Here is some of the wisdom in this story that has contemporary relevance:
1. Our “home” on this planet is a “Garden” whose healthy ecology depends upon a harmony between humans and all other life that neither exploits nor destroys.
2. Humans are made of the same “stuff” – differences in sexuality or race or any other characteristic are real, but do not change our essential nature as humans.
3. Human freedom cannot exist without the possibility of evil. Humans can choose not to follow God’s intentions or wisdom in relationships with other humans or in relation to the environment.
4. Humans are relational and find deep meaning in relationships with each other and with God, suggesting a spiritual as well as a physical and intellectual nature.

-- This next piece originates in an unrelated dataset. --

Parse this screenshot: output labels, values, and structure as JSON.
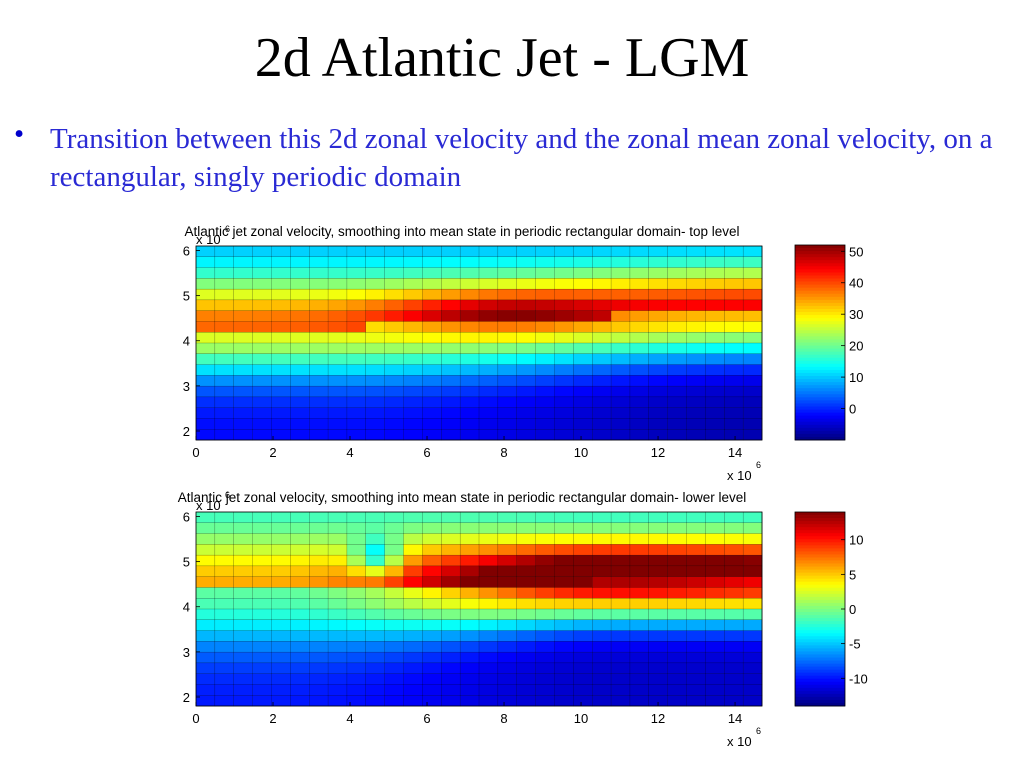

5. Deception, lies and hubris bring disruption to life at all levels, ecologically, relationally and spiritually. Adam and Eve lose the Garden, become distant with each other and are cut off from God when they choose to substitute their own wisdom for God’s wisdom.
6. Even when all seems lost, God does not abandon us. As Adam and Eve stand naked outside the Garden, it is God who makes clothes for them, and the journey “back” to the Garden begins, a journey to what Jesus would call the Kingdom of God.
Lent is a time to reflect on our lives, and particularly how we relate to each other and to God. There are few better helps than the story the Yahwist told many centuries ago, a story we can hold up like a mirror to discover the nature of God, our environment, our humanity, our struggle with evil and God’s intention to bring us “home” to the Garden.
And nowhere is this intention more explicitly revealed than in the death and resurrection of Jesus which we celebrate at Easter!